AP News

Miss. regulators fine Arizona firms $5.7 million

JACKSON, Miss. (AP) — Mississippi regulators are ordering a pair of companies to pay a record $5.7 million fine for more than 1,000 violations of the state's do-not-call law.

Public Service Commissioners voted 3-0 Tuesday to impose the penalty, the largest the body has ever imposed under state laws banning unwanted telemarketing.

The fine was levied against Purchase Power Solutions LLC of Chandler, Ariz.; ELH Consulting of Tucson, Ariz.; and two directors, Lisa Miller and Emory L. Holley IV.

The companies and directors failed to respond to legal complaints from the Mississippi PSC. The commission levied the maximum $5,000 fine for each of 1,141 violations.

Until now, the largest fine imposed by Mississippi regulators for no-call violations had been the $945,000 levied in May against Roy M. Cox of Santa Ana, Calif.

Jeff Jernigan, a staff attorney for the PSC, said that the Arizona defendants were offering a service where people could consolidate debt. In one case, a consumer accepted the offer, was charged about $800 and received only two compact discs in the mail.

Mississippi commissioners used the vote to continue their tough talk against telemarketers.

"I want you to do whatever we have to do," said Southern District Commissioner Leonard Bentz, a Republican. "Take their kids if we have to. They need to go to jail."

There's no jail time associated with the PSC's action, though, because it's leveling a civil penalty, not a criminal one.

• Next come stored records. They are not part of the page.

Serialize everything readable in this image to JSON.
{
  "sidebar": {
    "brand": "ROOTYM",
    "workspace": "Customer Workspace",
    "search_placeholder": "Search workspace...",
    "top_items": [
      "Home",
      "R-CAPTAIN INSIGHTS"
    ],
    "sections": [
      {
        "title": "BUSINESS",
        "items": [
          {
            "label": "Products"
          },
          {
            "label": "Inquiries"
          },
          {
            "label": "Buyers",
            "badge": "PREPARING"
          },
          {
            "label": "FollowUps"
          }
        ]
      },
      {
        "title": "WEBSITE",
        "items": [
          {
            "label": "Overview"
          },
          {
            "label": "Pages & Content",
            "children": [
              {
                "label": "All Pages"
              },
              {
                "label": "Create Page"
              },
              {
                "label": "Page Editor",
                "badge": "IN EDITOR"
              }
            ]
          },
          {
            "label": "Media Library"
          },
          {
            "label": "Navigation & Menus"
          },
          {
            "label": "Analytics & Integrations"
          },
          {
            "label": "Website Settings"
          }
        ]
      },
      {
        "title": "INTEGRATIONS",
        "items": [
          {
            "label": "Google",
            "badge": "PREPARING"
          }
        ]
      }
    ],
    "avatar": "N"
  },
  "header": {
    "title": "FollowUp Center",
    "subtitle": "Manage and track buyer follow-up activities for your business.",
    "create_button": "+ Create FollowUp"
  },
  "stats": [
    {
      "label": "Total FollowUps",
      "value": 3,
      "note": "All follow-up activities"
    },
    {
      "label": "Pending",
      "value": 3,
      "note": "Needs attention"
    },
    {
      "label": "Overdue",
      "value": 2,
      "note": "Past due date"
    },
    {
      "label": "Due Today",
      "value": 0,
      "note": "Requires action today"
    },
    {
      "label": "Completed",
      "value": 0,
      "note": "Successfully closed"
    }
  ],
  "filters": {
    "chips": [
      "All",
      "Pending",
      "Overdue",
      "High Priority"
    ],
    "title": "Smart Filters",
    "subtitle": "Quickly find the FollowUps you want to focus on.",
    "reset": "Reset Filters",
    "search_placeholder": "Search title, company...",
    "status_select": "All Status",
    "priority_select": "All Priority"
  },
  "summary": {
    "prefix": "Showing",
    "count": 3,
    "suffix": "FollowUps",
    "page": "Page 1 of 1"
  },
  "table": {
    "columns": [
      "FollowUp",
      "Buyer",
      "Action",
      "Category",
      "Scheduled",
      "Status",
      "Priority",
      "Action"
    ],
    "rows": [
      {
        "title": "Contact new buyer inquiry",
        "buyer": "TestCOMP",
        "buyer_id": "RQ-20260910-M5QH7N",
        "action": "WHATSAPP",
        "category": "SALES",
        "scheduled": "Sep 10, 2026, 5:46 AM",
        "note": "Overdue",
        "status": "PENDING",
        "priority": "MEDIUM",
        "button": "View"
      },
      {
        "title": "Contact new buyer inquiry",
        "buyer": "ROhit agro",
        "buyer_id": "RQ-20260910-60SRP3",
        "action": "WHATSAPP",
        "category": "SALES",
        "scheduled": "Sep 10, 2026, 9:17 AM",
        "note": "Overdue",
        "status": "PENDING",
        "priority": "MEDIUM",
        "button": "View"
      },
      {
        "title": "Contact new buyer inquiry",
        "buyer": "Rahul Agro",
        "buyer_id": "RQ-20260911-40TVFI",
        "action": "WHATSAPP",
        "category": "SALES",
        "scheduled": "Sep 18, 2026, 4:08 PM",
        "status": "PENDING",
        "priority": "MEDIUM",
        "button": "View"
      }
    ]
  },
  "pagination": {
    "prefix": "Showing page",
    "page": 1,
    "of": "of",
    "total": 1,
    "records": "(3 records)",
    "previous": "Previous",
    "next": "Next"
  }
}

Jernigan said defendants do own some land near Tucson that could be worth hundreds of thousands of dollars.

Northern District Commissioner Brandon Presley, a Democrat, urged Jernigan to turn the case over for criminal prosecution.

"I'd just ask you to share our case file with the attorney general's office and the Federal Trade Commission," Presley said.

Jernigan said Indiana authorities have also investigated the current situation.

For Miller, it's at least the third scrape with regulators over telemarketing violations. In 2004, the Federal Trade Commission ordered Miller and others to stop marketing a $399 service to protect financial information from unscrupulous telemarketers.

The FTC said Miller, Mike Stafford and a company they controlled called Vector Direct Marketing told consumers that information including their Social Security and bank account numbers was for sale on telemarketing lists. The defendants allegedly told consumers that a $399 call screening device could help them avoid becoming victims of identity theft, the federal regulators said. But most consumers received little more than a $34.95 call-screening device that they could have bought at many stores.

The FTC ordered the defendants in that case to make restitution of $811,000, but suspended the penalty citing inability to pay. FTC spokesman Mitchell Katz said Tuesday that if it is determined that Miller misrepresented her financial condition, the federal government could still seek the money.

In 2010, the West Virginia attorney general sued Miller, Holley and Allied Corporate Connection, saying the company was offering "dubious" debt reduction services similar to those that regulators say they were offering in Mississippi. The defendants settled in March 2011, agreeing to refund $29,000 to customers there, according to West Virginia officials.